ASEAN member state Vietnam targets to have its gross domestic product (GDP) rise by an annual average rate of 7 percent between 2021 and 2025, despite the current global economic challenges amid the COVID-19 pandemic, the government said on its portal on 14 April.
The country’s prime minister directed all government agencies, state companies and centrally-run economies and cities to work for the five-year social-economic development plan that aims to achieve economic growth of 7 percent in each of the years between 2021 and 2025.

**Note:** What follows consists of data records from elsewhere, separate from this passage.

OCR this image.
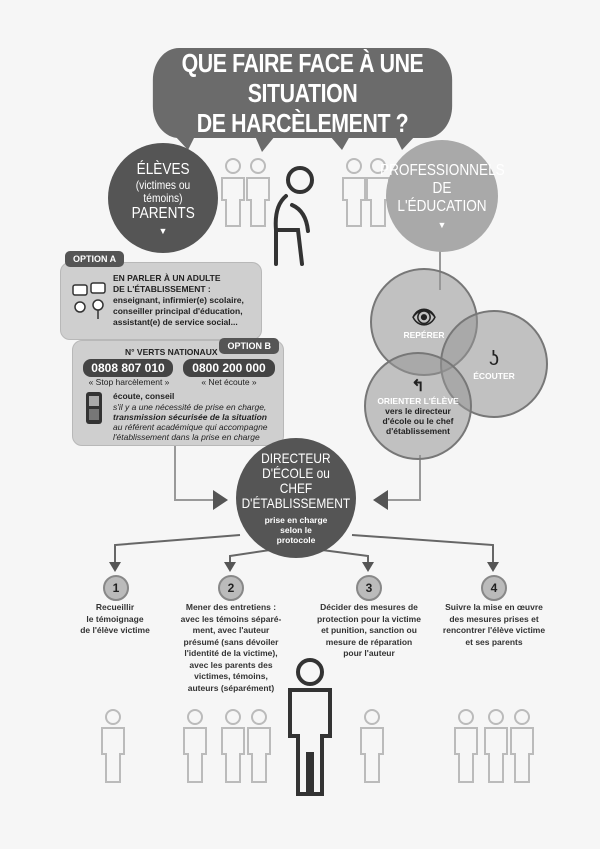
QUE FAIRE FACE À UNE SITUATION
DE HARCÈLEMENT ?
ÉLÈVES
(victimes ou témoins)
PARENTS
▼
PROFESSIONNELS
DE L'ÉDUCATION
▼
OPTION A
EN PARLER À UN ADULTE
DE L'ÉTABLISSEMENT :
enseignant, infirmier(e) scolaire,
conseiller principal d'éducation,
assistant(e) de service social...
OPTION B
N° VERTS NATIONAUX
0808 807 010	0800 200 000
« Stop harcèlement »	« Net écoute »
écoute, conseil
s'il y a une nécessité de prise en charge,
transmission sécurisée de la situation
au référent académique qui accompagne
l'établissement dans la prise en charge
👁
REPÉRER
ʖ
ÉCOUTER
↰
ORIENTER L'ÉLÈVE
vers le directeur
d'école ou le chef
d'établissement
DIRECTEUR
D'ÉCOLE ou CHEF
D'ÉTABLISSEMENT
prise en charge
selon le
protocole
1
Recueillir
le témoignage
de l'élève victime
2
Mener des entretiens :
avec les témoins séparé-
ment, avec l'auteur
présumé (sans dévoiler
l'identité de la victime),
avec les parents des
victimes, témoins,
auteurs (séparément)
3
Décider des mesures de
protection pour la victime
et punition, sanction ou
mesure de réparation
pour l'auteur
4
Suivre la mise en œuvre
des mesures prises et
rencontrer l'élève victime
et ses parents
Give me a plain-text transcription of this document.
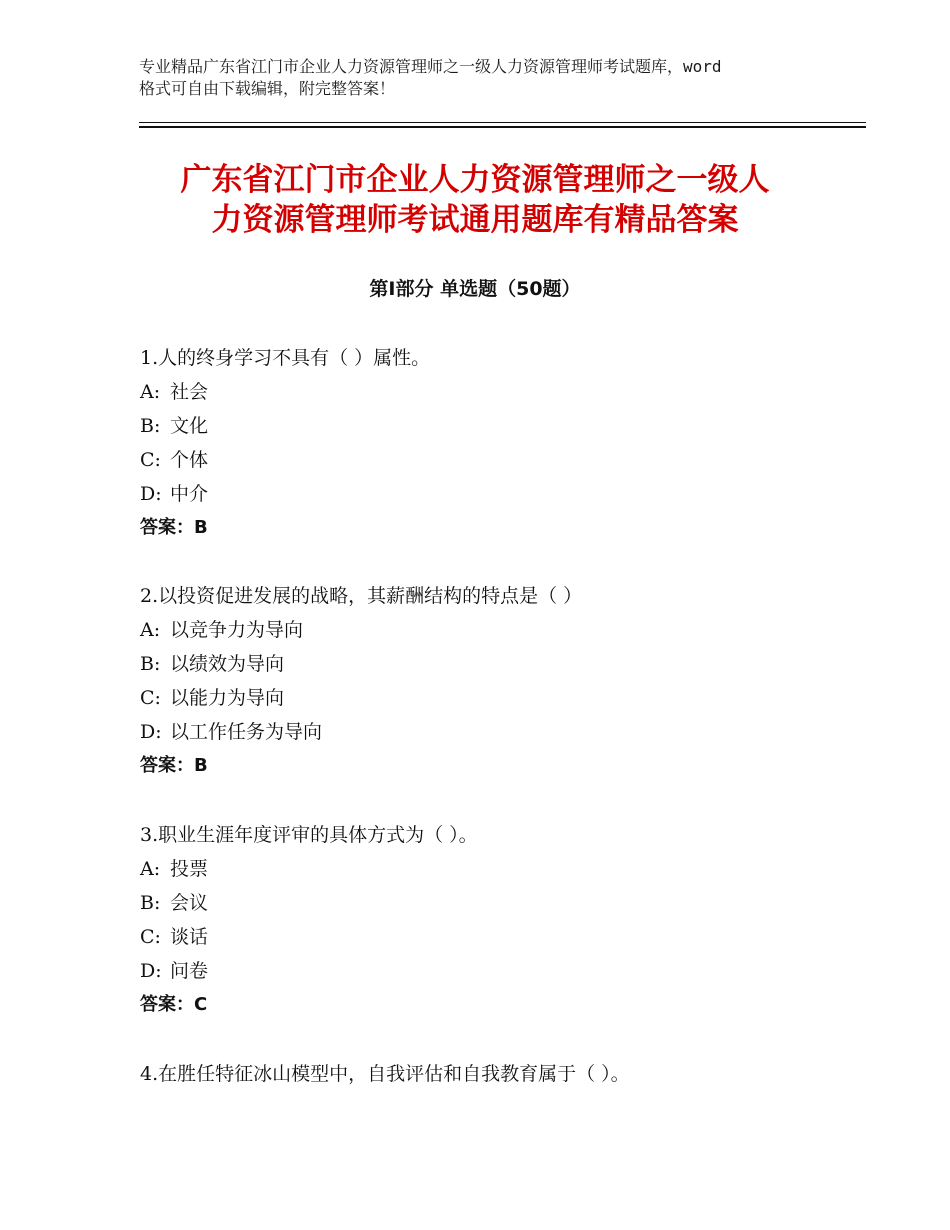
专业精品广东省江门市企业人力资源管理师之一级人力资源管理师考试题库，word
格式可自由下载编辑，附完整答案！
广东省江门市企业人力资源管理师之一级人
力资源管理师考试通用题库有精品答案
第Ⅰ部分 单选题（50题）
1.人的终身学习不具有（ ）属性。
A: 社会
B: 文化
C: 个体
D: 中介
答案：B
2.以投资促进发展的战略，其薪酬结构的特点是（ ）
A: 以竞争力为导向
B: 以绩效为导向
C: 以能力为导向
D: 以工作任务为导向
答案：B
3.职业生涯年度评审的具体方式为（ ）。
A: 投票
B: 会议
C: 谈话
D: 问卷
答案：C
4.在胜任特征冰山模型中，自我评估和自我教育属于（ ）。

Vietnam’s Government will work to promote comprehensive digital transformation, develop a digital economy, and create Vietnamese digital enterprises with global competitiveness. The ASEAN nation also aims to improve its environment for doing business and promote start-ups and innovation. Vietnam will be looking to expand its export and import markets and diversify its trade in goods.
Vietnam’s economy grew by 7.02 percent in 2019, exceeding the government target and posting a second consecutive year of growth of over 7 percent, the country’s General Statistics Office said at the end of December 2019. Vietnam’s National Assembly had targeted the ASEAN member state’s GDP growth at between 6.6 percent and 6.8 percent in 2019.
This year, Vietnam had targeted economic growth of 6.8 percent, but due to supply chain disruptions due to the coronavirus outbreak, the government has recently warned that growth could slow to 5.96 percent, according to Dezan Shira & Associates’ Vietnam Briefing.
Vietnam’s government has introduced incentives for businesses that have been affected by the pandemic. These include tax breaks and deferred payments of taxes for firms hit by COVID-19.